Current HIV treatments need to be administered conteniously to suppress viral replication. HAART, like most other medication, comes with negative aspects such as unwanted drug interactions, drug toxicity, heavy pill burden, pill fatigue and side effects (Rudorf & Krikorian, 2005). Development of resistance to HAART has emerged in all countries worldwide(Mocroft et al., 2001). These toxicities affect most patients undergoing treatment and may result in non-adherence. Complications of HAART include diabetes, renal failure, abnormal blood lipids and liver damage. Other common adverse effects of antiretroviral treatment are vomiting, fever, skin rashes, headache, weight loss and diarrhoea (Bates, 1996). These side-effects of HAART can be classified as acute and long-term, and from mild to severe reactions(Borras-Blasco, Navarro-Ruiz, Borras, & Castera, 2008). This is due to the variability of absorption, distribution and elimination of drugs from patient to patient(Kiertiburanakul & Sungkanuparph, 2009).

Side effects of treatment depend on the type and class of the medication used. NRTIs are commonly used in most countries including Malaysia and they are known to be associated with bone-marrow suppression with subsequent anaemia, peripheral neuropathy, pancreatitis and mitochondrial toxicity, manifesting as myopathy (weakening of the muscles)(Mkhize, 2007). These drugs include d4T, AZT and 3TC (Hofstede, De Marie, Foudraine, Danner, & Brinkman, 2000; Lee, Hanes, & Johnson, 2003).
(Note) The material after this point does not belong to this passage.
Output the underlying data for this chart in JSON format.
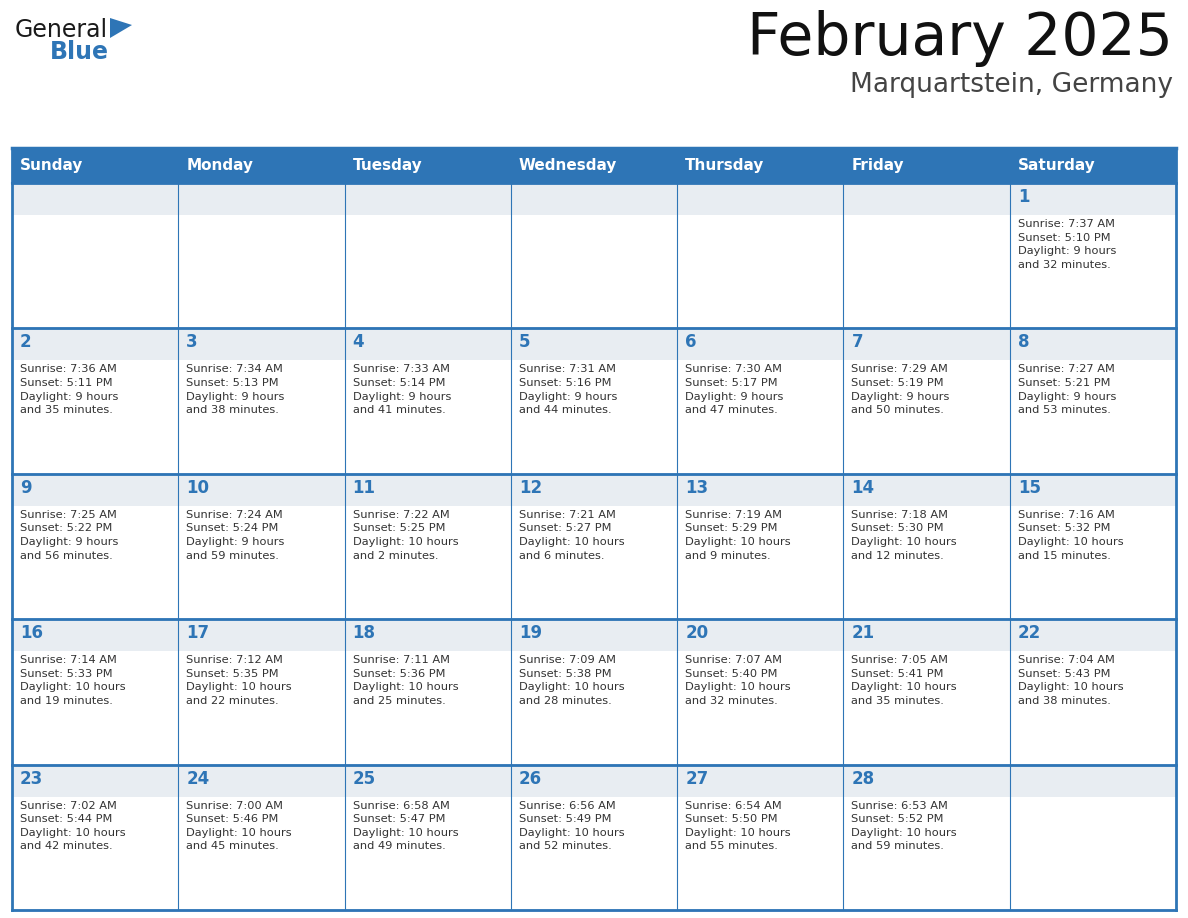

In HAART group, Non-nucleoside Reverse Transcriptase Inhibitors (NNRTIs) is

the most commonly used group in Malaysia(Lapadula et al., 2008). Efavirenz is the most common drug used by HIV-positive patients in Malaysia and it is known to be associated mostly with adverse effects such as drowsiness, depression and anxiety, which usually results in the patient’s refusal of treatment(O'Connor et al., 2007).
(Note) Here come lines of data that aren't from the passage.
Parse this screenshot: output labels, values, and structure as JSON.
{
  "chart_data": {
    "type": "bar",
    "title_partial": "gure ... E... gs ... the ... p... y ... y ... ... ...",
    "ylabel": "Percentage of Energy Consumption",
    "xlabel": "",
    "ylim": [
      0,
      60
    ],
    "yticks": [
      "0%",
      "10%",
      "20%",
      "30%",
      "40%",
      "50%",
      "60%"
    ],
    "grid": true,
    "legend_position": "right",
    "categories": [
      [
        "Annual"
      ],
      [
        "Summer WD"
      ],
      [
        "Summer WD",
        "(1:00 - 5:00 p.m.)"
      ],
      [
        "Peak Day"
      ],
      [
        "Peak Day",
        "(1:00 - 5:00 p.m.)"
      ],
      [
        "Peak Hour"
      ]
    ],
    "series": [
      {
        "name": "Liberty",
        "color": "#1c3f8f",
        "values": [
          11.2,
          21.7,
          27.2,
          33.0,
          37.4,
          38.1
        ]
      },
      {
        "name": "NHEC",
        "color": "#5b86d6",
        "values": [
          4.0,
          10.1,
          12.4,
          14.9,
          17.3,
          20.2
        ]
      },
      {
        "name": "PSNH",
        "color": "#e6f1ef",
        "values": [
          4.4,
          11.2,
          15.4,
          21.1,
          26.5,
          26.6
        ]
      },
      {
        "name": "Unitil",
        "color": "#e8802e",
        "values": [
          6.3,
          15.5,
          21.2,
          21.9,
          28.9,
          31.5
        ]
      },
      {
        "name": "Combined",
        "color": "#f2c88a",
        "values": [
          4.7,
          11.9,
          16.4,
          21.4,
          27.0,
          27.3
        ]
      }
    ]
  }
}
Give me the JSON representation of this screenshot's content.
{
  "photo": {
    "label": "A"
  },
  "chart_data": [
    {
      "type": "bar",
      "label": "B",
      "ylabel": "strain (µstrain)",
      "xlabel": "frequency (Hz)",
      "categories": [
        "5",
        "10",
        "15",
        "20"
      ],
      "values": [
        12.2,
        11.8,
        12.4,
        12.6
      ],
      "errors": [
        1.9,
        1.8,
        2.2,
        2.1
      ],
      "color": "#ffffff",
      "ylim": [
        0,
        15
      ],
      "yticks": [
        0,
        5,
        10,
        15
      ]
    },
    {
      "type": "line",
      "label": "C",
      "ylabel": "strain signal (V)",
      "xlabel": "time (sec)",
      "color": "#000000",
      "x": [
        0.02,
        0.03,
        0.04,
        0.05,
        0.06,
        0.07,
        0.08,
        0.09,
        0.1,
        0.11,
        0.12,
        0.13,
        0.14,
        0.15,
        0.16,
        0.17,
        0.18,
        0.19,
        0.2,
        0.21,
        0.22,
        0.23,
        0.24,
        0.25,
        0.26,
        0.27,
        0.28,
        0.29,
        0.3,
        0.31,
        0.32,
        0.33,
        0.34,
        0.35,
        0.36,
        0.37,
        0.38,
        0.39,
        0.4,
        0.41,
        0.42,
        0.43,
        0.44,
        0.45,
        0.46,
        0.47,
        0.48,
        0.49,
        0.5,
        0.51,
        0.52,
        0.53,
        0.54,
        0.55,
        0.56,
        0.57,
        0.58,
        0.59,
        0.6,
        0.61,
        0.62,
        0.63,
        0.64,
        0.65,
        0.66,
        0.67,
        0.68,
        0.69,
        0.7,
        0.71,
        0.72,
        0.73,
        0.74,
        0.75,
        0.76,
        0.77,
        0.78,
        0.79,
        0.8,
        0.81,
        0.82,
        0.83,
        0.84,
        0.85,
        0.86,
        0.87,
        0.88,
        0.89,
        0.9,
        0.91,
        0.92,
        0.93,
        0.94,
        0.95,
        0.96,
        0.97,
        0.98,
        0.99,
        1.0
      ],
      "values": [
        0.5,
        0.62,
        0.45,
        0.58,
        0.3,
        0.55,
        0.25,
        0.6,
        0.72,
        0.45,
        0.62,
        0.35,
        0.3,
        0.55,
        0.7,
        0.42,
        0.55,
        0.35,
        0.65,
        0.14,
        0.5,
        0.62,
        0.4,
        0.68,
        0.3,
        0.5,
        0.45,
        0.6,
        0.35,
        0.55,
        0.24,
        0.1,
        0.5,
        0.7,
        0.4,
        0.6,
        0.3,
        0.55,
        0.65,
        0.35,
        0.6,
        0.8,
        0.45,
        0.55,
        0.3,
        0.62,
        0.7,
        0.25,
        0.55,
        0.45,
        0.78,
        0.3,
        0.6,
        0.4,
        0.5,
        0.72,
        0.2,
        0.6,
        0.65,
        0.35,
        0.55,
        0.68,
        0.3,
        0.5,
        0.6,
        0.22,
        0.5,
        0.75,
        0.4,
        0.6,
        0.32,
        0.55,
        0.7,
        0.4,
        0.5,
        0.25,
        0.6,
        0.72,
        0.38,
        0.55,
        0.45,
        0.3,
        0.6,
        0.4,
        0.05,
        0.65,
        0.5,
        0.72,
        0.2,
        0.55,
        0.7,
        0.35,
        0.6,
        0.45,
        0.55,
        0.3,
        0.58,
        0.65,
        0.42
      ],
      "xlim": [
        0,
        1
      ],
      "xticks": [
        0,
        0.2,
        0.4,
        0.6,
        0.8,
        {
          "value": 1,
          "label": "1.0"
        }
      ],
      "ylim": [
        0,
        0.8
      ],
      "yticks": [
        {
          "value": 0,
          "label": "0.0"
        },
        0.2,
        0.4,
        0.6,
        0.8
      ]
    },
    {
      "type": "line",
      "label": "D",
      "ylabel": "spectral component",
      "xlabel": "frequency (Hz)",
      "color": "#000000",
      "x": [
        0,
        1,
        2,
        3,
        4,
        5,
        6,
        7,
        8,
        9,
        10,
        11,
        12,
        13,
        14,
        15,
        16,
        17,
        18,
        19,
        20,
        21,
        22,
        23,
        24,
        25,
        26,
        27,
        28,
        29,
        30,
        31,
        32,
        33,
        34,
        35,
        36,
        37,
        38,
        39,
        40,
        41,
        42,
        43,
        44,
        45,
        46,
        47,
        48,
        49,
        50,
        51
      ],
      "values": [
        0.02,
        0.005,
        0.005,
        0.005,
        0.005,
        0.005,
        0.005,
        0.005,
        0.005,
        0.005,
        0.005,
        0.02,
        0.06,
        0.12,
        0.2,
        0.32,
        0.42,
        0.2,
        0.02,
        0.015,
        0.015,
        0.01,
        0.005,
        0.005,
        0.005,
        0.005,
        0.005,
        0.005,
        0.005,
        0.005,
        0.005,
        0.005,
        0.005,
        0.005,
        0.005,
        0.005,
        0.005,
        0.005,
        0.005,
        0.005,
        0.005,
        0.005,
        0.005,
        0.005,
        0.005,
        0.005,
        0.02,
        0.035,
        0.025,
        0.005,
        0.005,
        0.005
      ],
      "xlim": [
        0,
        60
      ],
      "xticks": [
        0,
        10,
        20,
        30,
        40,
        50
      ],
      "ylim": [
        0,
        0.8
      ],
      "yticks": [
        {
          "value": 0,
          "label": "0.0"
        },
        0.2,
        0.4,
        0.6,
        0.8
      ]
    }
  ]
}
The NRTI may cause hepatic toxicity and nevirapine, in particular, is known for its association with skin rash and systemic hypersensitivity (Clarke et al., 2001; De Clercq, 2004). Protease Inhibitors (PI) are known to be very costly and not provided for free in most developing countries including Malaysia and are associated with many side effects (d’Almeida et al., 2008). One of the most common side effects is hyperurisaemia leading to gout, increased risk of cardiovascular events like heart failure, anaemia and elevated liver enzymes (Carr et al., 1998; Riddle, Kuhel, Woollett, Fichtenbaum, & Hui, 2001). Almost all known medications are associated with adverse effects including the new generation of antiretroviral therapy and these could be the main causes of drug resistance and treatment failure (Siripassorn et al., ; Wainberg, Martinez-Cajas, &

Brenner, 2007).

2.3.4 Antiretroviral drug resistance

Resistance to treatment in general is a well-established biological process occurring with infectious agents such as viruses, parasites and bacteria (Laing, 2005; Stokes, 2002). In Malaysia, the issue of resistance to HAART is not well studied and there are no published articles on this vital issue. This study will serve as a foundation since we are looking into adherence and also examining the common type of adverse effects to treatment. Resistance to medication in the HIV situation is mostly affected by the very fast replication of the virus and the fact that the virus can easily become inactive and does not respond to HAART (Fumero & Podzamczer, 2003). Adherence to HAART is

highly needed at the commencement of therapy due to high viral load. Non-adherence at the beginning of therapy is more highly associated with development of drug resistance than after six months of therapy due to the fact that the viral load would have been low at this time (Glass et al., 2006; Vlahov & Celentano, 2006).